Robert Gates said the Pentagon is preparing to repeal the law.
Adm. Mike Mullen got a lot of press for his comments that it is his "personal belief" that lifting the ban is the "right thing to do."
Now Colin Powell has added his voice to the chorus. "Attitudes and circumstances have changed," Powell said to the Washington Post. They certainly have in the 17 years that have passed since he had opposed it.
The energy of the gay movement has shifted away from military to marriage. Most developed countries don't discriminate on basis of sexual orientation when it comes to gays and lesbians in the military and none of them seem to have imploded. They serve quite well as America's NATO allies in the "War on Terror" while the U.S. proceeds to discharge its gay Arabic speaking officers.
Now the United States is finally catching up.

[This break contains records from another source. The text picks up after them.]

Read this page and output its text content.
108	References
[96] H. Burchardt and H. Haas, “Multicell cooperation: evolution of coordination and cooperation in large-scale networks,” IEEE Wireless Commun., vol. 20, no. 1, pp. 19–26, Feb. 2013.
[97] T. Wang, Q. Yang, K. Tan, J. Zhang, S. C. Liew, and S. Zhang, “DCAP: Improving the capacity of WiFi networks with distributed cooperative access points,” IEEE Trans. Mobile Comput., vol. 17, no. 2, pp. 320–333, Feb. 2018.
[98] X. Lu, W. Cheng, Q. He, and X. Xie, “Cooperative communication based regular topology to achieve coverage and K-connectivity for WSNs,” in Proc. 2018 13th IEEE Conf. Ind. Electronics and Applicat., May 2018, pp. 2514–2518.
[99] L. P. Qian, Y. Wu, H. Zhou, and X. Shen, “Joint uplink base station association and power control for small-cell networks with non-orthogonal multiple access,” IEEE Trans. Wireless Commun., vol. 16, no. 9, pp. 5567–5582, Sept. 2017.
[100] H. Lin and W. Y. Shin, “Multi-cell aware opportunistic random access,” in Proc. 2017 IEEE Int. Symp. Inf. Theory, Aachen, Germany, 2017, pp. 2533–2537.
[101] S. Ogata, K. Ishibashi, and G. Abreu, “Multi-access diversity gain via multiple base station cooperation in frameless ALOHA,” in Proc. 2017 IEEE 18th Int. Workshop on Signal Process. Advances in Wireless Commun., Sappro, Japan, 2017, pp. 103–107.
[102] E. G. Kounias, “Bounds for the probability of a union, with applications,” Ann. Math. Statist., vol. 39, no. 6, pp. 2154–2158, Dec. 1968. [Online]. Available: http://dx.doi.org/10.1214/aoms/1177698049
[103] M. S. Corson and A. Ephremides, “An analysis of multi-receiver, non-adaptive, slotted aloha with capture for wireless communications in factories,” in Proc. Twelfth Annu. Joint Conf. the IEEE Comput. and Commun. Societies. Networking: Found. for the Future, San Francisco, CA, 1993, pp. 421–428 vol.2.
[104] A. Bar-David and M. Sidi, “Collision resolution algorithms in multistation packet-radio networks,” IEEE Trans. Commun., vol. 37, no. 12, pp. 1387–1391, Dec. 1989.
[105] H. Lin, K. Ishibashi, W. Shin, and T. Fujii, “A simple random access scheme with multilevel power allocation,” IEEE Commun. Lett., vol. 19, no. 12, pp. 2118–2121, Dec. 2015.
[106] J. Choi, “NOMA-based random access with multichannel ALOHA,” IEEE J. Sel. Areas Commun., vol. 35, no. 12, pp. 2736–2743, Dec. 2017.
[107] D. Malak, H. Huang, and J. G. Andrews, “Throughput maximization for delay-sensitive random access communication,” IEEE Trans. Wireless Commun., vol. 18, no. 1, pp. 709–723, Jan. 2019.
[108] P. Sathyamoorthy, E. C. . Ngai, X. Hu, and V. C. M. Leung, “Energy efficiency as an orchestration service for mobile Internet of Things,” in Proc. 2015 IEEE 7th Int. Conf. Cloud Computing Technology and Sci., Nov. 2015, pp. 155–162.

Powell said, "We've had a lot of experience watching what other nations have done." Really? On this issue, and this issue only, America needs to follow while others lead? I thought President Obama said in his State of the Union: "I do not accept second place for the United States of America."
I guess gay rights isn't in the same ball park as green tech.
But what is aggravating is that Colin Powell, who had helped scuttle Bill Clinton's promise to end the gay ban in the military, said in his eminently reassuring way that it's OK now because there is increased "acceptance of gays and lesbians in society."
Did it make it all right then to drum gays and lesbians out of the military or force them to lie about their orientation just because society was not as "accepting" then?
I am glad that Powell now thinks its OK -- better late than never. But I am wondering what he really thought then. Has he changed his attitude towards homosexuality, which he once called "a behavioral characteristic"? Has Powell had a change of heart, or is he merely glad the great unwashed masses have had a change of attitude? Did he always believe this, but was waiting (quietly) for society to catch up? Would he ever admit he was plain wrong like the mayor of San Diego Jerry Sanders did when he reversed his stance on same sex marriage?
Colin Powell is a respected figure in politics because he has so often stayed above the fray. His endorsement of Obama, when it came, carried weight. On this issue, a mea culpa would have been appreciated. It's not that much to expect for 17 years of Don't Ask Don't Tell and the hundreds of lives that were upended in a morass of lies and accusations.
Dear Colin Powell: Those discharged soldiers do ask. Please do tell.